Feature Availability by Platform
Not all features are available everywhere. Here's a quick reference:
| Feature | Claude API | AWS Bedrock | Vertex AI |
|---|---|---|---|
| Extended Thinking | GA | GA | GA |
| Citations | GA | GA | Beta |
| Web Search | GA | GA | GA |
| Prompt Caching | GA | GA | GA |
| Batch Processing | GA | GA | GA |
Best Practices
- Start with model capabilities, then add tools as needed. Don't over-engineer.
- Use adaptive thinking for Opus 4.7—it saves tokens on simple tasks and spends more on complex ones.
- Cache your system prompts to reduce costs on repeated calls.
- Use structured outputs when consuming responses programmatically—avoid parsing free text.
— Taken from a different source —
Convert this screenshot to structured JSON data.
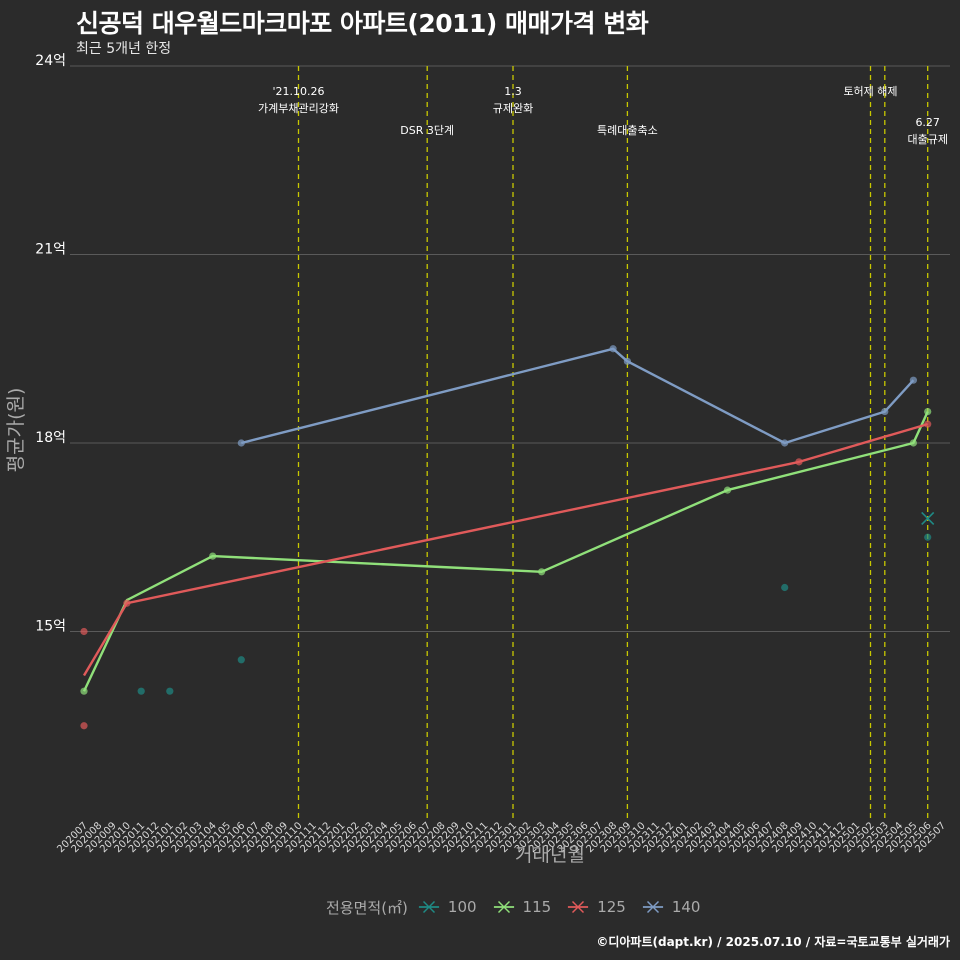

- Monitor token usage with the count_tokens endpoint before sending large payloads.
Key Takeaways
- Claude's API is organized into five areas: model capabilities, tools, tool infrastructure, context management, and files/assets.
- Use adaptive thinking to let Claude decide how much to reason—saves tokens on simple tasks.
- Tools extend Claude into the real world: web search, code execution, custom functions, and more.
- Prompt caching and context compaction keep long-running conversations efficient and cost-effective.
- Always check feature availability per platform—some features are still in beta on certain providers.